Your bitrate might be too high for fisher price internet. Depending on the content and resolution of your video, lowering the bitrate can produce extremely similar image quality while making your stream demand a much lower download speed requirement. There’s no magic number for bitrate settings but here’s some things to factor into your decision in setting the number…
- Videos or game footage with lots of fast movement and colors will benefit more from a higher bitrate
- The “looks pixellated/blurry” effect you get with lower bitrates is less horrible looking with lower resolutions
- Kbps = Kilobits per second. KBps = KiloBytes per second. 1 KiloByte = 8 Kilobits
- Current global internet speed stats
- Just because someone CAN download 17Mbps (Megabits per second), it doesn’t mean you should make them. Many people do more than one thing on the internet at a time, and may have family members or roommates sharing their internet connection. This can greatly reduce the amount of internet they can dedicate to your stream.
- “Just how am I supposed to find out how big a megabut is on the internet?”
Higher resolutions, especially anything considered HD (720p and above), can be too much for laptops and toasters to handle. While some pc games with fine text may require high resolutions, most of the time for consoles and old movies it is unnecessary. Consider that the most popular resolution for watching youtube videos on PC’s is still 360p.
How big is 1080p?
This last one seems to be less complained about but can still be a factor for bad computers. While a game may run at 60 frames per second, if your viewers are having problems watching you might want to ask yourself if the experience is actually very different to a spectator if viewed at 30 or 15 frames per second. Also, most films are filmed at like 24 frames per second. Decreasing the framerate can improve picture quality without increasing bitrate. (maybe)

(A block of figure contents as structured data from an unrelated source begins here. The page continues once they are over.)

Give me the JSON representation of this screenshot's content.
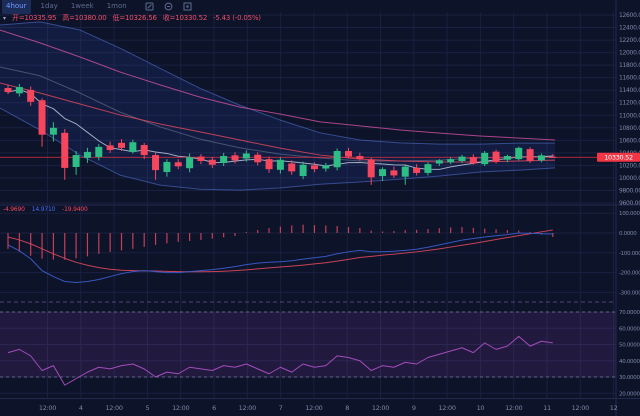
{
  "toolbar": {
    "timeframes": [
      {
        "label": "4hour",
        "active": true
      },
      {
        "label": "1day",
        "active": false
      },
      {
        "label": "1week",
        "active": false
      },
      {
        "label": "1mon",
        "active": false
      }
    ],
    "icons": [
      "chart-settings-icon",
      "indicators-icon",
      "fullscreen-icon"
    ]
  },
  "legend": {
    "marker": "▾",
    "fields": [
      {
        "label": "开",
        "value": "10335.95"
      },
      {
        "label": "高",
        "value": "10380.00"
      },
      {
        "label": "低",
        "value": "10326.56"
      },
      {
        "label": "收",
        "value": "10330.52"
      }
    ],
    "change": "-5.43 (-0.05%)"
  },
  "macd_legend": {
    "values": [
      {
        "text": "-4.9690",
        "color": "#f6465d"
      },
      {
        "text": "14.9710",
        "color": "#4a6cf7"
      },
      {
        "text": "-19.9400",
        "color": "#f6465d"
      }
    ]
  },
  "colors": {
    "background": "#0d1329",
    "grid": "#1a2140",
    "axis_text": "#7c88a6",
    "up": "#2ebd85",
    "down": "#f6465d",
    "price_line": "#f23645",
    "price_tag_bg": "#f23645",
    "price_tag_text": "#ffffff",
    "bb_fill": "rgba(47,82,189,0.16)",
    "bb_line": "rgba(96,130,235,0.55)",
    "bb_basis": "rgba(150,160,190,0.45)",
    "ma_fast": "#d4dbee",
    "ma_slow": "#d3455b",
    "ma_long": "#bb4b93",
    "macd_dif": "#3a5bc7",
    "macd_dea": "#d3455b",
    "macd_hist": "#d8445f",
    "rsi_line": "#b052c8",
    "rsi_fill": "rgba(130,60,160,0.18)",
    "level_dash": "#8a93ad",
    "divider_dash": "#6b4a8f",
    "frame": "#222a4e"
  },
  "chart_data": {
    "type": "candlestick",
    "title": "",
    "current_price": 10330.52,
    "price_axis_ticks": [
      {
        "t": "12600.00",
        "v": 12600
      },
      {
        "t": "12400.00",
        "v": 12400
      },
      {
        "t": "12200.00",
        "v": 12200
      },
      {
        "t": "12000.00",
        "v": 12000
      },
      {
        "t": "11800.00",
        "v": 11800
      },
      {
        "t": "11600.00",
        "v": 11600
      },
      {
        "t": "11400.00",
        "v": 11400
      },
      {
        "t": "11200.00",
        "v": 11200
      },
      {
        "t": "11000.00",
        "v": 11000
      },
      {
        "t": "10800.00",
        "v": 10800
      },
      {
        "t": "10600.00",
        "v": 10600
      },
      {
        "t": "10400.00",
        "v": 10400
      },
      {
        "t": "10200.00",
        "v": 10200
      },
      {
        "t": "10000.00",
        "v": 10000
      },
      {
        "t": "9800.00",
        "v": 9800
      },
      {
        "t": "9600.00",
        "v": 9600
      }
    ],
    "time_axis_labels": [
      "12:00",
      "4",
      "12:00",
      "5",
      "12:00",
      "6",
      "12:00",
      "7",
      "12:00",
      "8",
      "12:00",
      "9",
      "12:00",
      "10",
      "12:00",
      "11",
      "12:00",
      "12"
    ],
    "candles": [
      [
        11435,
        11490,
        11340,
        11370
      ],
      [
        11350,
        11500,
        11300,
        11450
      ],
      [
        11405,
        11460,
        11150,
        11215
      ],
      [
        11240,
        11270,
        10500,
        10690
      ],
      [
        10690,
        10890,
        10580,
        10800
      ],
      [
        10720,
        10780,
        9970,
        10160
      ],
      [
        10175,
        10430,
        10050,
        10365
      ],
      [
        10320,
        10480,
        10240,
        10415
      ],
      [
        10335,
        10540,
        10280,
        10495
      ],
      [
        10520,
        10580,
        10400,
        10445
      ],
      [
        10560,
        10620,
        10430,
        10480
      ],
      [
        10415,
        10610,
        10390,
        10570
      ],
      [
        10525,
        10560,
        10300,
        10365
      ],
      [
        10365,
        10400,
        9970,
        10125
      ],
      [
        10095,
        10300,
        10020,
        10255
      ],
      [
        10250,
        10300,
        10140,
        10185
      ],
      [
        10155,
        10390,
        10090,
        10330
      ],
      [
        10340,
        10380,
        10220,
        10270
      ],
      [
        10290,
        10330,
        10160,
        10210
      ],
      [
        10240,
        10400,
        10190,
        10350
      ],
      [
        10360,
        10410,
        10230,
        10280
      ],
      [
        10310,
        10440,
        10260,
        10390
      ],
      [
        10370,
        10410,
        10200,
        10250
      ],
      [
        10300,
        10340,
        10080,
        10140
      ],
      [
        10130,
        10330,
        10070,
        10290
      ],
      [
        10230,
        10280,
        10050,
        10105
      ],
      [
        10030,
        10260,
        9980,
        10210
      ],
      [
        10200,
        10250,
        10090,
        10140
      ],
      [
        10150,
        10240,
        10100,
        10200
      ],
      [
        10170,
        10470,
        10120,
        10430
      ],
      [
        10430,
        10480,
        10310,
        10340
      ],
      [
        10350,
        10400,
        10270,
        10300
      ],
      [
        10290,
        10320,
        9890,
        10010
      ],
      [
        10030,
        10170,
        9950,
        10140
      ],
      [
        10120,
        10180,
        10000,
        10040
      ],
      [
        10020,
        10200,
        9890,
        10180
      ],
      [
        10160,
        10220,
        10040,
        10080
      ],
      [
        10080,
        10250,
        10040,
        10220
      ],
      [
        10230,
        10300,
        10190,
        10280
      ],
      [
        10250,
        10330,
        10220,
        10300
      ],
      [
        10270,
        10370,
        10240,
        10340
      ],
      [
        10330,
        10380,
        10210,
        10230
      ],
      [
        10220,
        10430,
        10190,
        10400
      ],
      [
        10420,
        10450,
        10230,
        10260
      ],
      [
        10290,
        10370,
        10250,
        10350
      ],
      [
        10300,
        10500,
        10280,
        10480
      ],
      [
        10460,
        10490,
        10240,
        10270
      ],
      [
        10280,
        10390,
        10250,
        10360
      ],
      [
        10335.95,
        10380.0,
        10326.56,
        10330.52
      ]
    ],
    "overlays": {
      "ma_fast_period": 7,
      "bollinger": {
        "upper": [
          [
            0,
            12440
          ],
          [
            40,
            12490
          ],
          [
            80,
            12360
          ],
          [
            120,
            12070
          ],
          [
            160,
            11750
          ],
          [
            200,
            11430
          ],
          [
            240,
            11160
          ],
          [
            280,
            10925
          ],
          [
            320,
            10720
          ],
          [
            360,
            10605
          ],
          [
            400,
            10560
          ],
          [
            440,
            10540
          ],
          [
            480,
            10540
          ],
          [
            520,
            10555
          ],
          [
            555,
            10555
          ]
        ],
        "lower": [
          [
            0,
            11115
          ],
          [
            40,
            10765
          ],
          [
            80,
            10365
          ],
          [
            120,
            10045
          ],
          [
            160,
            9885
          ],
          [
            200,
            9820
          ],
          [
            240,
            9805
          ],
          [
            280,
            9840
          ],
          [
            320,
            9900
          ],
          [
            360,
            9935
          ],
          [
            400,
            9980
          ],
          [
            440,
            10030
          ],
          [
            480,
            10095
          ],
          [
            520,
            10125
          ],
          [
            555,
            10160
          ]
        ],
        "basis": [
          [
            0,
            11770
          ],
          [
            40,
            11630
          ],
          [
            80,
            11355
          ],
          [
            120,
            11050
          ],
          [
            160,
            10815
          ],
          [
            200,
            10620
          ],
          [
            240,
            10480
          ],
          [
            280,
            10380
          ],
          [
            320,
            10320
          ],
          [
            360,
            10270
          ],
          [
            400,
            10270
          ],
          [
            440,
            10285
          ],
          [
            480,
            10320
          ],
          [
            520,
            10335
          ],
          [
            555,
            10350
          ]
        ]
      },
      "ma_slow": [
        [
          0,
          11515
        ],
        [
          40,
          11355
        ],
        [
          80,
          11180
        ],
        [
          120,
          11005
        ],
        [
          160,
          10860
        ],
        [
          200,
          10735
        ],
        [
          240,
          10605
        ],
        [
          280,
          10475
        ],
        [
          320,
          10365
        ],
        [
          360,
          10300
        ],
        [
          400,
          10270
        ],
        [
          440,
          10255
        ],
        [
          480,
          10255
        ],
        [
          520,
          10270
        ],
        [
          555,
          10285
        ]
      ],
      "ma_long": [
        [
          0,
          12360
        ],
        [
          40,
          12155
        ],
        [
          80,
          11930
        ],
        [
          120,
          11690
        ],
        [
          160,
          11485
        ],
        [
          200,
          11290
        ],
        [
          240,
          11130
        ],
        [
          280,
          11020
        ],
        [
          320,
          10895
        ],
        [
          360,
          10830
        ],
        [
          400,
          10765
        ],
        [
          440,
          10715
        ],
        [
          480,
          10670
        ],
        [
          520,
          10635
        ],
        [
          555,
          10605
        ]
      ]
    },
    "macd": {
      "ticks": [
        {
          "t": "100.0000",
          "v": 100
        },
        {
          "t": "0.0000",
          "v": 0
        },
        {
          "t": "-100.0000",
          "v": -100
        },
        {
          "t": "-200.0000",
          "v": -200
        },
        {
          "t": "-300.0000",
          "v": -300
        }
      ],
      "dif": [
        -60,
        -90,
        -130,
        -190,
        -220,
        -245,
        -250,
        -245,
        -235,
        -220,
        -205,
        -195,
        -190,
        -195,
        -200,
        -200,
        -195,
        -190,
        -185,
        -178,
        -170,
        -160,
        -152,
        -148,
        -145,
        -140,
        -132,
        -125,
        -118,
        -105,
        -95,
        -88,
        -95,
        -95,
        -92,
        -88,
        -82,
        -72,
        -60,
        -48,
        -36,
        -28,
        -20,
        -14,
        -8,
        0,
        -2,
        -4,
        -4.97
      ],
      "dea": [
        -20,
        -35,
        -55,
        -80,
        -105,
        -128,
        -148,
        -163,
        -175,
        -183,
        -188,
        -190,
        -191,
        -192,
        -194,
        -195,
        -196,
        -196,
        -195,
        -193,
        -190,
        -186,
        -181,
        -176,
        -172,
        -167,
        -162,
        -156,
        -150,
        -142,
        -133,
        -124,
        -118,
        -112,
        -107,
        -101,
        -95,
        -88,
        -80,
        -71,
        -62,
        -53,
        -43,
        -33,
        -23,
        -13,
        -4,
        6,
        14.97
      ],
      "hist": [
        -80,
        -95,
        -115,
        -130,
        -135,
        -135,
        -128,
        -118,
        -105,
        -95,
        -88,
        -80,
        -70,
        -60,
        -52,
        -45,
        -40,
        -35,
        -28,
        -22,
        -15,
        5,
        15,
        25,
        32,
        38,
        42,
        40,
        38,
        35,
        30,
        25,
        12,
        8,
        10,
        14,
        16,
        20,
        24,
        28,
        30,
        26,
        22,
        18,
        15,
        12,
        5,
        -8,
        -19.94
      ]
    },
    "rsi": {
      "ticks": [
        {
          "t": "70.0000",
          "v": 70
        },
        {
          "t": "60.0000",
          "v": 60
        },
        {
          "t": "50.0000",
          "v": 50
        },
        {
          "t": "40.0000",
          "v": 40
        },
        {
          "t": "30.0000",
          "v": 30
        },
        {
          "t": "20.0000",
          "v": 20
        }
      ],
      "levels": [
        70,
        30
      ],
      "values": [
        45,
        47,
        43,
        34,
        37,
        25,
        29,
        33,
        36,
        35,
        37,
        38,
        35,
        30,
        33,
        32,
        36,
        35,
        34,
        37,
        36,
        38,
        35,
        32,
        36,
        33,
        38,
        36,
        37,
        43,
        42,
        40,
        34,
        37,
        36,
        39,
        38,
        42,
        44,
        46,
        48,
        45,
        51,
        47,
        49,
        55,
        49,
        52,
        51
      ]
    }
  }
}
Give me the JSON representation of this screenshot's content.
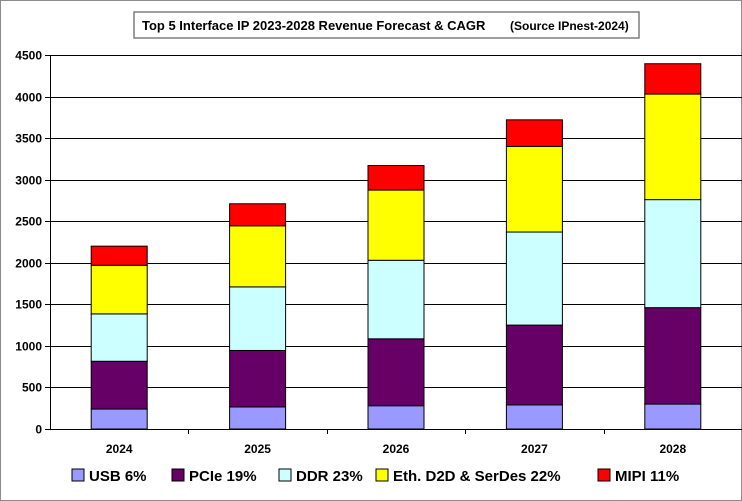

- video: 563kbps, audio: 128kbps
- width: 640, height: 360
- 25 fps
A quick and decent setup almost everyone can view. It may look like shit depending on how much action is going on.
- Pixels per Second = Desired Video Width * Desired Video Height * Frames per Second
- Quality (aka Bits per Pixel):
- Shit = 0.03
- Great = 0.1
- Bitrate = Pixels per Second * Quality * 0.000976563
A formula for determining video bitrate, in kilobits, based on resolution and framerate. Any higher bitrate than something calculated with “Great” quality should be overkill (according to the internet). Use the height, width and fps values of the capture source for maximum quality. Otherwise just pick lower values, never higher. (There is a good chance some computers/connections wont be able to handle this setup. See above.)